Acting Prime Minister Ehud Olmert has told Labor Party chair Amir Peretz that Yisrael Beiteinu head MK Avigdor Lieberman would be a member of the next government. Olmert made the statements in secret meetings between the two men, during which it was decided Labor would join the coalition as the senior partner.
Sources in Labor and Kadima said Peretz would be appointed defense minister, and that Labor would also be given the education portfolio.
Peretz did not deny Olmert's remarks about Lieberman, although Labor had pledged not to sit in the same cabinet with Yisrael Beiteinu. "When the time comes, we'll deal with it," senior Labor politicians said.
Meretz chair Yossi Beilin reiterated yesterday that Meretz would not join a cabinet in which Lieberman was a member.
During talks before the press conference yesterday Olmert rejected Peretz's original demand for a "joint" Kadima-Labor government. Olmert also rejected Peretz's demand that Kadima not negotiate with other factions before talks with Labor were complete.
Instead it was decided that Kadima could negotiate with all parties, but not before signing the guidelines for the coalition platform, which would be formulated by Kadima and Labor together.
Despite Peretz's repeated rejection of Yisrael Beteinu as a potential coalition partner with Labor, sources in the party said yesterday they did not believe Peretz's stand was "the end of the story." They said they believed Olmert would not accept the "stigma" that Peretz had placed on Lieberman. "Peretz said many things recently that he took back," a senior Yisrael Beiteinu figure said. "We have to reason to think this time he will be consistent. From our point of view, nothing is final yet."
The sources said Olmert was interested in bringing Yisrael Beiteinu into the government, and a decision would be made based on the guidelines for the cabinet that would be drawn up, and not on rejections on a personal basis."

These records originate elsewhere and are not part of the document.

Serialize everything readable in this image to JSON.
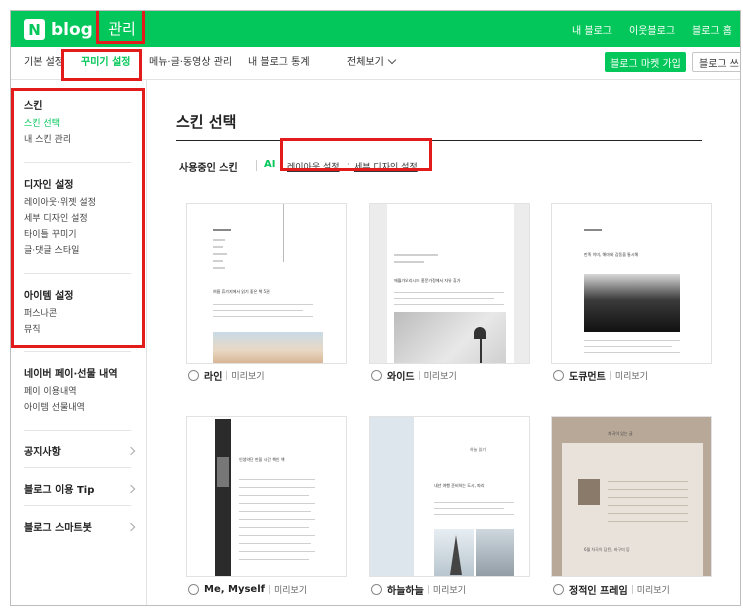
{
  "topbar": {
    "logo_letter": "N",
    "logo_text": "blog",
    "management_label": "관리",
    "links": [
      "내 블로그",
      "이웃블로그",
      "블로그 홈"
    ]
  },
  "subnav": {
    "tabs": [
      "기본 설정",
      "꾸미기 설정",
      "메뉴·글·동영상 관리",
      "내 블로그 통계",
      "전체보기"
    ],
    "active_tab": "꾸미기 설정",
    "market_button": "블로그 마켓 가입",
    "blog_button": "블로그 쓰기"
  },
  "sidebar": {
    "skin_section": {
      "title": "스킨",
      "items": [
        "스킨 선택",
        "내 스킨 관리"
      ]
    },
    "design_section": {
      "title": "디자인 설정",
      "items": [
        "레이아웃·위젯 설정",
        "세부 디자인 설정",
        "타이틀 꾸미기",
        "글·댓글 스타일"
      ]
    },
    "item_section": {
      "title": "아이템 설정",
      "items": [
        "퍼스나콘",
        "뮤직"
      ]
    },
    "pay_section": {
      "title": "네이버 페이·선물 내역",
      "items": [
        "페이 이용내역",
        "아이템 선물내역"
      ]
    },
    "links": [
      "공지사항",
      "블로그 이용 Tip",
      "블로그 스마트봇"
    ],
    "active_item": "스킨 선택"
  },
  "main": {
    "title": "스킨 선택",
    "using_label": "사용중인 스킨",
    "using_skin": "AI",
    "layout_link": "레이아웃 설정",
    "detail_link": "세부 디자인 설정",
    "preview_label": "미리보기",
    "card_texts": {
      "line": "여름 휴가지에서 읽기 좋은 책 5권",
      "wide": "애월가오리시드 홈문가정에서 자유 휴가",
      "document": "만족 이미, 해마와 감동을 통시해",
      "me": "인생약단 만을 시간 책인 책",
      "sky_name": "하늘 읽기",
      "sky": "내년 여행 준비하는 도시, 파리",
      "frame_title": "차곡이 있는 글",
      "frame": "6월 차곡이 담된, 바구미 등"
    },
    "skins": [
      {
        "name": "라인"
      },
      {
        "name": "와이드"
      },
      {
        "name": "도큐먼트"
      },
      {
        "name": "Me, Myself"
      },
      {
        "name": "하늘하늘"
      },
      {
        "name": "정적인 프레임"
      }
    ]
  },
  "colors": {
    "brand_green": "#03c75a",
    "annotation_red": "#e41b1b"
  }
}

Mazal Mualem adds: Peretz seemed relieved at the press conference; Olmert said the Labor-Kadima initiative had been mutual. Following the briefing, Peretz went to Labor Party headquarters in Tel Aviv to report to the faction on his meetings with Olmert the two previous nights. He said he had not worked to establish a coalition with the right, a move for which he had been slammed by the party leadership. "If I had wanted to do it, I could have done it in a few hours with no trouble at all," he said. Peretz told the faction that the test of the seriousness of Olmert's intentions had been the fact that the meetings with him had not leaked.